Singapore Markets Morning Briefing - what you need to know for Mon March 5, 2012
Last Friday's session in the US was muted and the Nikkei started flat.
OCBC Investment Research said:
The local bourse is unlikely to get any inspiration from the muted US closing on Friday, as well as the dull Nikkei start (currently flat).
Instead, we may start to see some modest profit-taking on Friday’s 0.5% gains, especially since the index has again failed to hold above the key 3000 level.
Daily technical indicators are also looking mildly negative – we note that the MACD has been negative since 21 Feb and that was when the index hit the YTD high of 3031.
As such, there is a risk that the STI could ease back towards 2950 (30-day moving average), ahead of 2931 (23.6% retracement of rally from 2606 to 3031). We continue to peg 3000 as the initial cap, ahead of 3011 (where the STI could trigger a bullish parabolic buy signal).
IG Markets Singapore meanwhile noted:
The STI could be taking a breather from the roller-coaster start to the year or this may be the calm before the storm.

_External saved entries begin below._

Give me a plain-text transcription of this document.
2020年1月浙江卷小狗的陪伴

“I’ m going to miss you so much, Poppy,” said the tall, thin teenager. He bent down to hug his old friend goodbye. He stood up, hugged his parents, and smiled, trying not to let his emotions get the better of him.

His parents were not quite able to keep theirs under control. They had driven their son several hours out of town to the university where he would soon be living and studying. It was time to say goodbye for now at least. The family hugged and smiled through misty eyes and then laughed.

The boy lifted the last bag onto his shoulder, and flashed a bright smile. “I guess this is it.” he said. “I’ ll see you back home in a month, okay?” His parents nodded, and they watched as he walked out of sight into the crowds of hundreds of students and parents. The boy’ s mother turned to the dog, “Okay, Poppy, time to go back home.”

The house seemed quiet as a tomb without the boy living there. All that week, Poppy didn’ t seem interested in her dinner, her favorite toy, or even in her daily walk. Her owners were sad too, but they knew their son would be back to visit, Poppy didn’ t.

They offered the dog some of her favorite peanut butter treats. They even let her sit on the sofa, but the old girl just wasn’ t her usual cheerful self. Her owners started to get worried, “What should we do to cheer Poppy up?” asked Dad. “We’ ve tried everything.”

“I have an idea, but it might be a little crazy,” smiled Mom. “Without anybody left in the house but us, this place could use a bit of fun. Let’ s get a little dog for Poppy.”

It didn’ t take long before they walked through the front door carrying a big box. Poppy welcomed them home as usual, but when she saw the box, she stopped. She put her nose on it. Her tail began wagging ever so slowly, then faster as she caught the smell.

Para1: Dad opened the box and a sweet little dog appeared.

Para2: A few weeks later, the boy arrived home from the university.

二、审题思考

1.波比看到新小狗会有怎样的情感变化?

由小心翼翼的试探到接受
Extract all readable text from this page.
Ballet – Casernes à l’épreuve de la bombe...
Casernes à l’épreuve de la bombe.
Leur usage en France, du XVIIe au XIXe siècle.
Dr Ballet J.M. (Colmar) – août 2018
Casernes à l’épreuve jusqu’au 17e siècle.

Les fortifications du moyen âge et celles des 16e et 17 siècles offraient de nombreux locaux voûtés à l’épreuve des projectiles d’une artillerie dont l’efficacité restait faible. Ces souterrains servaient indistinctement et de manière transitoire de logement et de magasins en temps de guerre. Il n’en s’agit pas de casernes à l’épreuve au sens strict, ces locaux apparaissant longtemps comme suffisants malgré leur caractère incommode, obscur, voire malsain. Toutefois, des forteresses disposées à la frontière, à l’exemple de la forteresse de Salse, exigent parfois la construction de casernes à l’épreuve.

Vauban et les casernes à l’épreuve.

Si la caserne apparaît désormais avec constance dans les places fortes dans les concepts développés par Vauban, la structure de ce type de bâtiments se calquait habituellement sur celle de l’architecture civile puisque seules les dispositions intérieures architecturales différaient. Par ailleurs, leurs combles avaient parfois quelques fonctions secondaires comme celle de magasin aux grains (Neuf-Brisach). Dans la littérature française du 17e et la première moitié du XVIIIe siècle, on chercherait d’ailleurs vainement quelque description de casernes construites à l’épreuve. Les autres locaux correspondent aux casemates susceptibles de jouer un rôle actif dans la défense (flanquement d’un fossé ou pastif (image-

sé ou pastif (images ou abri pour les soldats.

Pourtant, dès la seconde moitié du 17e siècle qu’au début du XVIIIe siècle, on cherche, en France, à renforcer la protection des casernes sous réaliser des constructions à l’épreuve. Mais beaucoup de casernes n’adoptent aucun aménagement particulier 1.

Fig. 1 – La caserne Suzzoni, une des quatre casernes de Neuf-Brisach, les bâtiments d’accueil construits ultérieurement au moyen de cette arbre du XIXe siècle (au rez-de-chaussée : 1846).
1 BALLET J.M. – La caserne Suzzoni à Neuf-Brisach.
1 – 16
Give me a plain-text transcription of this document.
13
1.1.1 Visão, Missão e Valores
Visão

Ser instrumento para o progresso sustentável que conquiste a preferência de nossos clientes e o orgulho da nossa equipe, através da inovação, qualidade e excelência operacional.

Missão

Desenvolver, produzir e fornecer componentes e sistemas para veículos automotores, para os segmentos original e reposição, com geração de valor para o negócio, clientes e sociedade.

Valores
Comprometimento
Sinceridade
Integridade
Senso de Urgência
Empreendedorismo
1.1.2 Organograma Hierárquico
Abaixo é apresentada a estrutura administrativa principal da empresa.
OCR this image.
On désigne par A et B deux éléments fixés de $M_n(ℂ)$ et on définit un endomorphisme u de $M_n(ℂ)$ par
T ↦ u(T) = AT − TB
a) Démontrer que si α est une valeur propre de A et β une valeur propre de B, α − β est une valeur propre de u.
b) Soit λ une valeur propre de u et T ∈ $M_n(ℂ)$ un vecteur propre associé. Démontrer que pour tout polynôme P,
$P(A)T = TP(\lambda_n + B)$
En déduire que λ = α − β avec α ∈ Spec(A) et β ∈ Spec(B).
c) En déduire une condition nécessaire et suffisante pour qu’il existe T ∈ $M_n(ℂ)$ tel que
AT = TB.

Whatever the reason, the market has been decidedly lacklustre as of late with lower volumes and a lack of direction.
Last week the STI failed to get going despite a mixture of positive and negative news from the US and Europe. However, it still ended Friday in positive territory, up 0.5% in what was a subdued week.
But given this was a week where €530 billion of cheap money flooded into Europe, traders may have been hoping for a better response. No such cheap money is expected this week, although you never know while the US, Europe, China and Japan still have the keys to their central bank’s vault doors in their pockets.
Lacklustre looks to be the buzzword this week and US and European markets definitely lacked any sort of sparkle, or gains, after Friday’s session pointing to a quiet start in Asia. The Dow Jones Industrial Average, S&P 500 and FTSE 100 all drifted in Friday’s trade.
However, the US is on course to be the darling of world equities this week with non-farm payroll data on Friday hinting at an expansion of more than 200,000 jobs in February. Although a week is a long time for global markets and anything could dampen sentiment between now and Friday.
RBS, on the other hand, reported:
A quiet data calendar led to a muted session in risk-seeking sentiment, as US Equities sold off while Treasuries and the USD rallied. Canadian 2011 4Q and December GDP were the only releases of note. The S&P 500 slid only 4 points but failed to post a weekly close above the 2011 high 1370.58.